Non siamo al grottesco? finalmente, cari intellettuali all’ultimo grido isterico, avete un caso conclamato di violenza di genere. Di mentalità maschile prevaricante che infierisce sulla donna in quanto tale. Lotta al patriarcato! Ah no, scusate, ho sbagliato slogan.

Gli hashtag di regime coi quali ci perseguitano da anni procedono spediti verso la collisione. Se davvero vuoi difendere le donne dalla violenza non devi promuovere l’identità di genere come ideologia. Se vuoi che la donna sia valorizzata e protetta e possa emanciparsi non puoi negare che la sua realtà biologica, psichica e spirituale sia specifica e diversa – ma di uguale dignità- da quella dell’uomo.
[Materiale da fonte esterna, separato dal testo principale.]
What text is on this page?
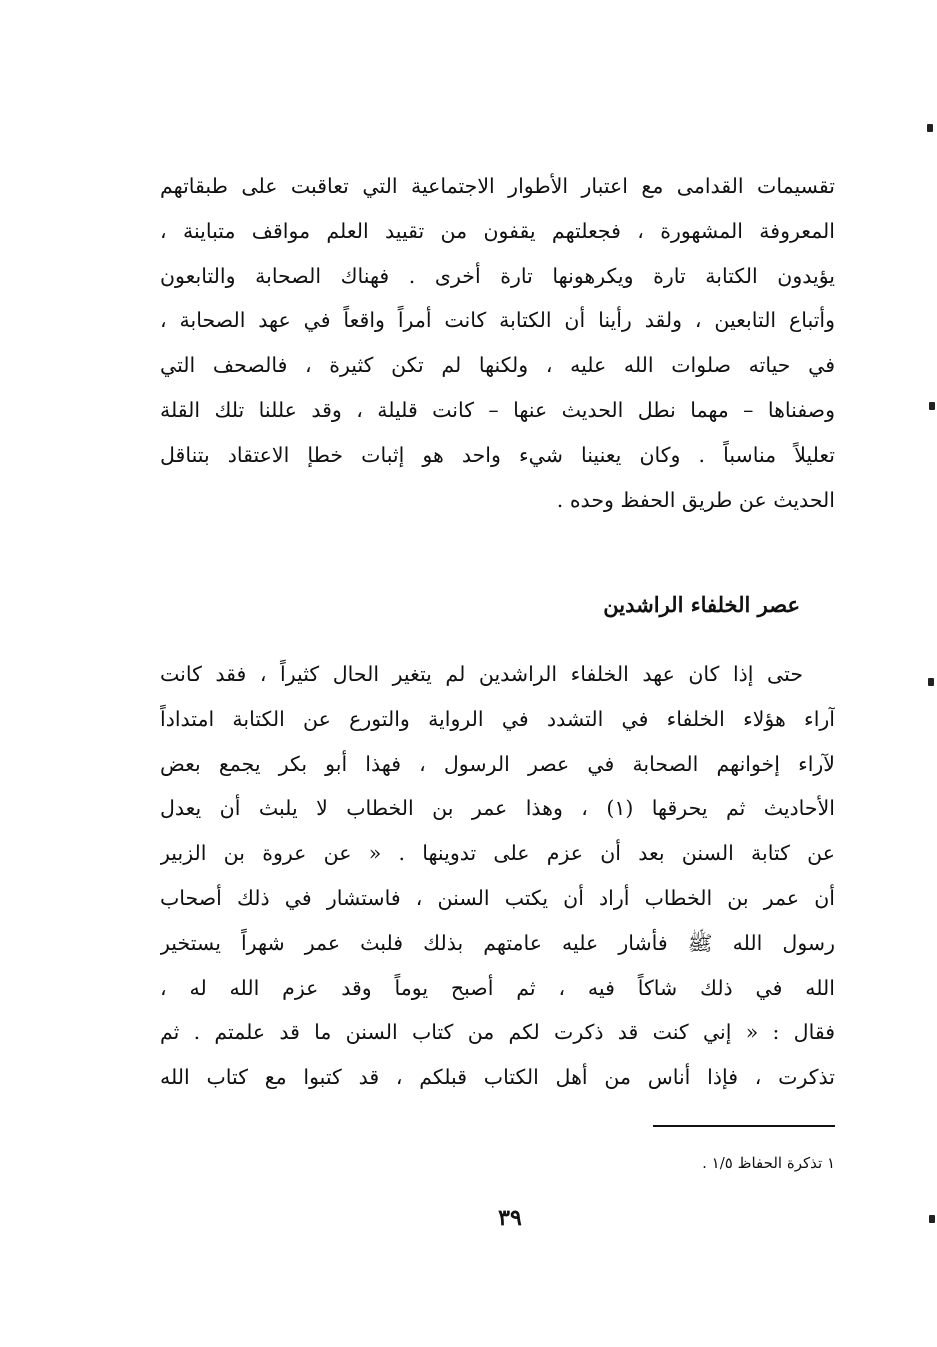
تقسيمات القدامى مع اعتبار الأطوار الاجتماعية التي تعاقبت على طبقاتهم
المعروفة المشهورة ، فجعلتهم يقفون من تقييد العلم مواقف متباينة ،
يؤيدون الكتابة تارة ويكرهونها تارة أخرى . فهناك الصحابة والتابعون
وأتباع التابعين ، ولقد رأينا أن الكتابة كانت أمراً واقعاً في عهد الصحابة ،
في حياته صلوات الله عليه ، ولكنها لم تكن كثيرة ، فالصحف التي
وصفناها – مهما نطل الحديث عنها – كانت قليلة ، وقد عللنا تلك القلة
تعليلاً مناسباً . وكان يعنينا شيء واحد هو إثبات خطإ الاعتقاد بتناقل
الحديث عن طريق الحفظ وحده .
عصر الخلفاء الراشدين
حتى إذا كان عهد الخلفاء الراشدين لم يتغير الحال كثيراً ، فقد كانت
آراء هؤلاء الخلفاء في التشدد في الرواية والتورع عن الكتابة امتداداً
لآراء إخوانهم الصحابة في عصر الرسول ، فهذا أبو بكر يجمع بعض
الأحاديث ثم يحرقها (١) ، وهذا عمر بن الخطاب لا يلبث أن يعدل
عن كتابة السنن بعد أن عزم على تدوينها . « عن عروة بن الزبير
أن عمر بن الخطاب أراد أن يكتب السنن ، فاستشار في ذلك أصحاب
رسول الله ﷺ فأشار عليه عامتهم بذلك فلبث عمر شهراً يستخير
الله في ذلك شاكاً فيه ، ثم أصبح يوماً وقد عزم الله له ،
فقال : « إني كنت قد ذكرت لكم من كتاب السنن ما قد علمتم . ثم
تذكرت ، فإذا أناس من أهل الكتاب قبلكم ، قد كتبوا مع كتاب الله
١ تذكرة الحفاظ ١/٥ .
٣٩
Invece siamo al punto che essere donna è talmente ininfluente che chiunque può attribuirsene l’onore senza averne merito nè sostanza.

Battaglia legale

Insieme ad altre due atlete Chelsea ha fatto causa al Connetcticut Interscholastic Athletic Conference perché non è giusto che siano costrette a gareggiare con «i corridori maschi (che) hanno enormi vantaggi fisici».

Questi maschi che pretendono e ottengono di essere considerati femmine, gareggiano in tutte le competizioni femminili e, guarda un po’ , le vincono perché nell’autopercepirsi femmine si scordano di lasciare negli spogliatoi massa muscolare, volume osseo, maggiore capacità respiratoria e minore percentuale di grasso. Non vorremo mica fargliene una colpa, poverini? E così, sbaragliando record, umiliano le ragazze e le escludono dalle borse di studio.

Non proprio una questione marginale.

Usa Today, che aveva l’occasione di fare semplicemente il proprio mestiere, riferire notizie e opinioni non manomesse, è invece arrivata con la sua penna arcobaleno a segnare l’errore inaccettabile: maschi non si dice, Chelsea, e forse manco si può più pensare. Si dice transgender. Sono gli standard, baby.

Promuovere la mascolinità: via d’uscita e non di servizio

Chissà che la chiave per uscire da questa assurda ancorché planetaria follia non sia rimettere al centro la vera mascolinità, promuoverla, discuterne, valorizzarla.

Gli uomini che ho avuto la fortuna di conoscere nella mia vita, oltre ad esercitare un assai economico ascolto selettivo e a passare sessioni inutilmente lunghe in bagno – con l’ausilio di appositi device digitali e cuffie wireless, hanno sempre dimostrato di avere chiaro che le donne sono diverse, per molti versi migliori, in grado di aiutarli a crescere anche in età avanzata. Per il resto, se ci si sfida a racchettoni in spiaggia, può anche essere che vinciamo noi.

Perché sono anni che gli diciamo che il menu BBQ e la birra ghiacciata non sono il pan di via per una radiosa mezza età.